Much of that phenomenal growth rate comes from a string of acquisitions the company has made since 2013: workout app MapMyFitness, diet and exercise app MyFitnessPal, and social fitness network Endomondo. Yet Kim attributed the bulk of Under Armour’s success to its customer-centric focus.
“It’s the idea that we want to get close enough to the consumer to figure out what they want and need,” he said.
Customers first
Kim said this type of customer-first approach is a common denominator among businesses that use data analytics and other digital technologies to disrupt their industries.
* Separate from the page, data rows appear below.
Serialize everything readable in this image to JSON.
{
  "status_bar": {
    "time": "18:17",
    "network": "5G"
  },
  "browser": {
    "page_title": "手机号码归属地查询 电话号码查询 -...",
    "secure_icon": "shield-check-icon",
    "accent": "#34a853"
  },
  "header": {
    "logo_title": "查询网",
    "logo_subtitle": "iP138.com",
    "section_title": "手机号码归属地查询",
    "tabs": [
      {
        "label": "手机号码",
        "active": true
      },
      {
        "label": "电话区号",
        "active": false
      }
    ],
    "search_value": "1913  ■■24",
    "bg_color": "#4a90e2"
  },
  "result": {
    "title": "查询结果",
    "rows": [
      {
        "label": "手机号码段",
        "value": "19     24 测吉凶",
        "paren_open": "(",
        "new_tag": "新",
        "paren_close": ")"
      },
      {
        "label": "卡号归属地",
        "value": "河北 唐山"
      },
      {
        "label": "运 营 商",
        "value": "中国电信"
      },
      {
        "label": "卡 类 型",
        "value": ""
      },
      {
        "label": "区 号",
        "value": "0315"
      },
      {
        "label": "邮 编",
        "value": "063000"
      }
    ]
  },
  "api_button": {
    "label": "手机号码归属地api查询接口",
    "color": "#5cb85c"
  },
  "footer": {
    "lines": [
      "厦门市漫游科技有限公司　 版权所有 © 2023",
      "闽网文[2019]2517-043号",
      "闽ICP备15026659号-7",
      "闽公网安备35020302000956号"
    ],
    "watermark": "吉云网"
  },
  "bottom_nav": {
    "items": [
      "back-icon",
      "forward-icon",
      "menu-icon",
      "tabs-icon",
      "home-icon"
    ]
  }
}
From Uber and Airbnb to Netflix, he said the crucial key performance indicator (KPI) for disruptors is the question, “Was the customer satisfied?”
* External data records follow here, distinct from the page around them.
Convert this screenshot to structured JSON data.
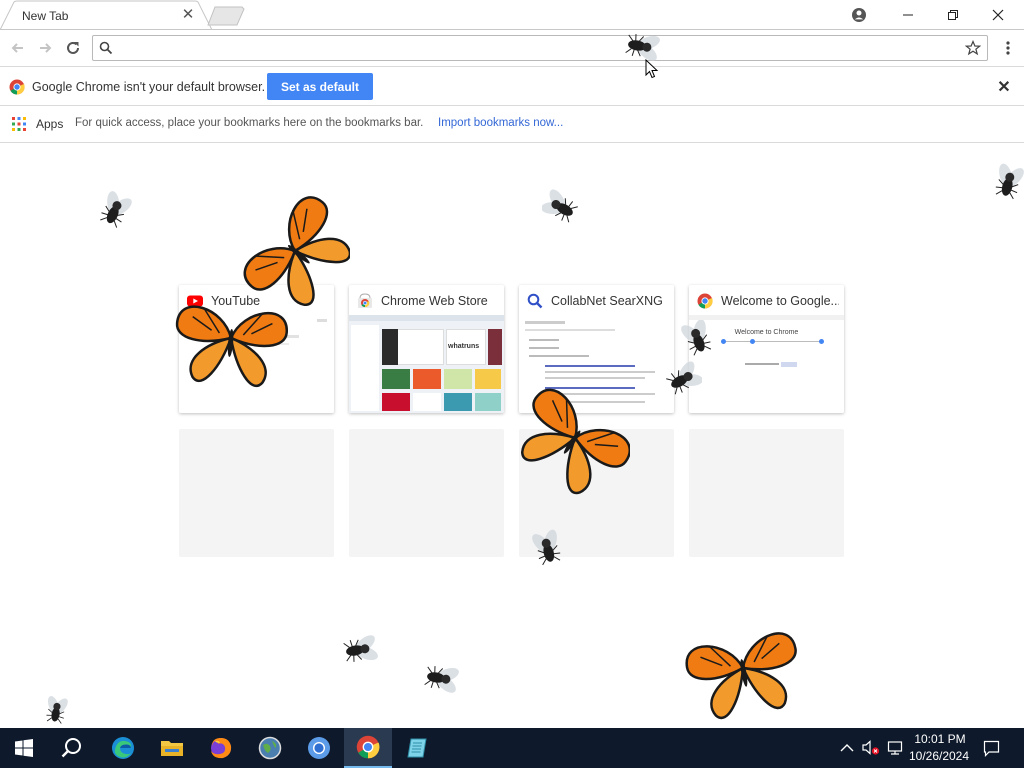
{
  "browser": {
    "tab": {
      "title": "New Tab"
    },
    "omnibox": {
      "value": "",
      "placeholder": ""
    },
    "infobar": {
      "message": "Google Chrome isn't your default browser.",
      "button_label": "Set as default"
    },
    "bookmarks": {
      "apps_label": "Apps",
      "hint": "For quick access, place your bookmarks here on the bookmarks bar.",
      "import_link": "Import bookmarks now..."
    }
  },
  "ntp": {
    "tiles": [
      {
        "title": "YouTube",
        "icon": "youtube-icon"
      },
      {
        "title": "Chrome Web Store",
        "icon": "chrome-web-store-icon"
      },
      {
        "title": "CollabNet SearXNG",
        "icon": "search-icon"
      },
      {
        "title": "Welcome to Google...",
        "icon": "chrome-icon"
      }
    ],
    "thumb_text": {
      "whatruns": "whatruns",
      "welcome": "Welcome to Chrome"
    }
  },
  "taskbar": {
    "apps": [
      "start-icon",
      "search-icon",
      "edge-icon",
      "file-explorer-icon",
      "firefox-icon",
      "app-globe-icon",
      "chromium-icon",
      "chrome-icon",
      "notepad-icon"
    ],
    "clock": {
      "time": "10:01 PM",
      "date": "10/26/2024"
    }
  },
  "colors": {
    "accent": "#4285f4",
    "link": "#3367d6",
    "taskbar": "#0e1a2b"
  }
}
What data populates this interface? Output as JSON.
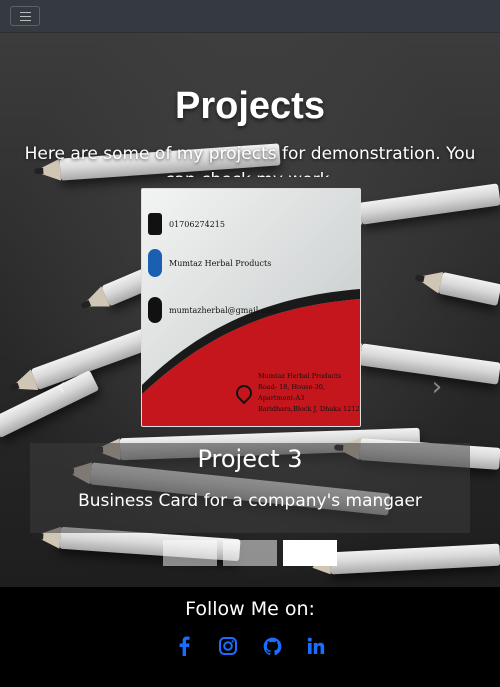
{
  "navbar": {
    "toggle_icon": "hamburger-icon"
  },
  "hero": {
    "title": "Projects",
    "subtitle": "Here are some of my projects for demonstration. You can check my work."
  },
  "carousel": {
    "active_index": 2,
    "slides_count": 3,
    "slide": {
      "title": "Project 3",
      "caption": "Business Card for a company's mangaer",
      "card": {
        "phone": "01706274215",
        "facebook": "Mumtaz Herbal Products",
        "email": "mumtazherbal@gmail.com",
        "company": "Mumtaz Herbal Products",
        "address_line1": "Road- 18, House-30, Apartment-A3",
        "address_line2": "Baridhara,Block J, Dhaka 1212"
      }
    },
    "prev_icon": "chevron-left-icon",
    "next_icon": "chevron-right-icon"
  },
  "footer": {
    "follow_label": "Follow Me on:",
    "social_icons": [
      "facebook-icon",
      "instagram-icon",
      "github-icon",
      "linkedin-icon"
    ],
    "icon_color": "#1a6dff"
  },
  "colors": {
    "navbar_bg": "#343a40",
    "card_red": "#c4161c"
  }
}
Although Kim’s presentation focused on adopting a data-based strategy, a recent study released by event host SAP shows Canadian organizations are off to a slow start when it comes to fully integrating technologies like analytics into their business model.
IDC researchers surveyed 200 senior level Canadian executives for the study, with 134 hailing from line-of-business and 66 from IT. While 84 per cent agree “every business is a technology business,” less than 50 per cent are actually making major investments in technologies like analytics, cloud, cyber security or mobile solutions.
According to respondents, the top real or perceived challenges to implementing a digital transformation strategy are cost, increasing complexity of technology, increasing complexity of business processes and the need for new workforce skills.
Tomorrow’s worry
But the researchers concluded that digital transformation is “largely seen as tomorrow’s worry” among Canadian organizations. Only one third view it as having a “major impact” on their business right now; most (63 per cent) believe it won’t have a major impact on their business for another three to five years.
As a result, businesses in Canada are apparently doing more thinking than acting when it comes to adopting a digital strategy. While 47 per cent are testing “some” digital initiatives, the majority (63 per cent) have only “made formal plans to address digital transformation” at some point.
They might not want to wait too long to act, however. Kim noted that game-changing industry disruption is happening faster and faster. He cited movie theatres, which ruled for about 60 years before Blockbuster Video disrupted their business model. It took Netflix less than half that amount of time to come along and upend Blockbuster’s business model, he said.
“Remember Blockbuster? They didn’t keep up, so someone disrupted them,” Kim said.
That risk of being left behind seemingly overnight is echoed somewhat in the SAP/IDC report. Seventy-two per cent of the Canadian businesses surveyed agreed with the statement, “New competitors in my industry appear to be emerging from nowhere.”